Michael L Fabbri
77 Shore Rd
Ashland, MA 01721 (508) 881-5986
Wife: Karri, daughter Katelyn, sons Nicolas and Peter
Fabbri graduated from Framingham State College in 1980 and from Northeastern University Law School in 1983.
Fabbri served with the United States Air Force from 1972 to 1976 as a missile electronic technician and trainer.
If you think a man who has spent over 25 years as a prosecutor is going to stop prosecuting and be a fair judge, you have to be an idiot. You can't change a leopard's spots. Even the police are all psyched about his ascendancy. As a prosecutor, you start with the assumption that the person you are prosecuting is guilty. Why else would you prosecute? Over time, you just know that black people seem to be more guilty than white people.
A prosecutor starts with the premise that the defendant is guilty. Why else would you prosecute him?
Presumption of innocence? Nonsense!
In my humble opinion, he can realistically be regarded as an extreme sociopath, whose depraved, grotesque pattern of prosecutorial behavior is beyond rehabilitation.
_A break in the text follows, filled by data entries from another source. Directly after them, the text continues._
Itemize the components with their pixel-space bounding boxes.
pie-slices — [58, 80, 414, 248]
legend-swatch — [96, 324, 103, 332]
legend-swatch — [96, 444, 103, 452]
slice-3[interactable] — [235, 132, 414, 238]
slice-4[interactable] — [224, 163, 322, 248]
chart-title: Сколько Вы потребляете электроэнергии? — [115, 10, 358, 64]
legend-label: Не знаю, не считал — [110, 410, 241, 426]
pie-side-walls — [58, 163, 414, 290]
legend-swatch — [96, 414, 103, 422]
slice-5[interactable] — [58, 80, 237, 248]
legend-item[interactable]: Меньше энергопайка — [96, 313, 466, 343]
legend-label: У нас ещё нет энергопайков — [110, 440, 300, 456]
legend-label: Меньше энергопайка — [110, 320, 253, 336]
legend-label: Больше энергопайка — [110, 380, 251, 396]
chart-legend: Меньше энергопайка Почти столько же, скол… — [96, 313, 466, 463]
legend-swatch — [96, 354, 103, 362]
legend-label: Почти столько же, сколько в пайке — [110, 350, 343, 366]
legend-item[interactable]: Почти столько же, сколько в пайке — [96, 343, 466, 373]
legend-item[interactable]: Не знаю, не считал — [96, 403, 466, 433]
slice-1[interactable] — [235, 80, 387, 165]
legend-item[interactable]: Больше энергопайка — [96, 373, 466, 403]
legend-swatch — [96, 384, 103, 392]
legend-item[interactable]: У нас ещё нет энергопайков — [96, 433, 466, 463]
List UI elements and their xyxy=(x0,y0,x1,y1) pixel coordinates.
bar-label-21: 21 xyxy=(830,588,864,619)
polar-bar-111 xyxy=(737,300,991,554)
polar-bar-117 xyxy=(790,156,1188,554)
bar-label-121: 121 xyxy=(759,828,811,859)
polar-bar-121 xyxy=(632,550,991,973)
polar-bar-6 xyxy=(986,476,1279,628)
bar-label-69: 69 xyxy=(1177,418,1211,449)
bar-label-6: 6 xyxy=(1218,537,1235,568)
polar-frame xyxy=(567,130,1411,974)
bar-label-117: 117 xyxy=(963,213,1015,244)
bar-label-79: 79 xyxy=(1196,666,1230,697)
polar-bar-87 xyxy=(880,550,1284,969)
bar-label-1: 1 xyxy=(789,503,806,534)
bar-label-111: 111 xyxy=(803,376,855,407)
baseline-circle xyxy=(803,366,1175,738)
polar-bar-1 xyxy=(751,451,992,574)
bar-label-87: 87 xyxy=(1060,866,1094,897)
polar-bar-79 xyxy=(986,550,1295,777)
It's breathtaking to meet another man around 60 years old that believes in the absurdity of religion . It's depressing to know that grown men can firmly believe in things that simply do not exist! . The sad part is that he gets paid around $160,000 a year.
I did not have to appear but I came merely to supply the court with a document that has another variation of Ernest's story line.
I also called out my accuser as total bullshit and Fabbri chided me for this. Fabbri would not say that if we were at Dunkins, but in his little court where he has armed guards, he likes to play power. In so many other words, he does not believe in free speech as long as you are in his authoritarian court. He took an oath to defend the U.S. Constitution. First amendment? What's that all about? What's Article VI all about? . Fabbri has no idea.
It's one of those power plays judges use to pretend that they are superior to you in their court (only), but you just know that he takes a shit the same way we all do. Taking a shit is the great equalizer amongst men. Also take note of the black judicial robes. I guess he could have added a big whig to make him look more awesome. Perhaps a couple of blinky lights on his nipples?
The court officer also cried out for us to stand when Fabbri comes in. Fabbri finds it necessary that everyone is at attention when he strolls into his court so we can all pay attention to his greatness. All hail to the chief! I'm surprised he doesn't make us kneel before him.
Of course judges demand that they be referenced as Your honor although I do not know where along their lives, they became more honorable than the average schmuck. We should be contented that he does not refer to himself as Lord Of The Realm.
I did take note of the prosecutorial zeal in his eyes based on what
he focused on.. Me! It seemed obvious to me.
Here we have over 3,000 reasons why Christianity is false
and his razor sharp inquisitive nature has yet to find one.
Anyone who consumes Jesus crackers is a bit funny in the head.
Any judge who has consumed Jesus crackers is stone cold fucking insane.
Your intelligence is measured by those around you. If you spend your days with idiots, you seal your own fate.
Paul Dawley, David Cunis, Michael Fabbri
If you white out the ties, they look like three priests.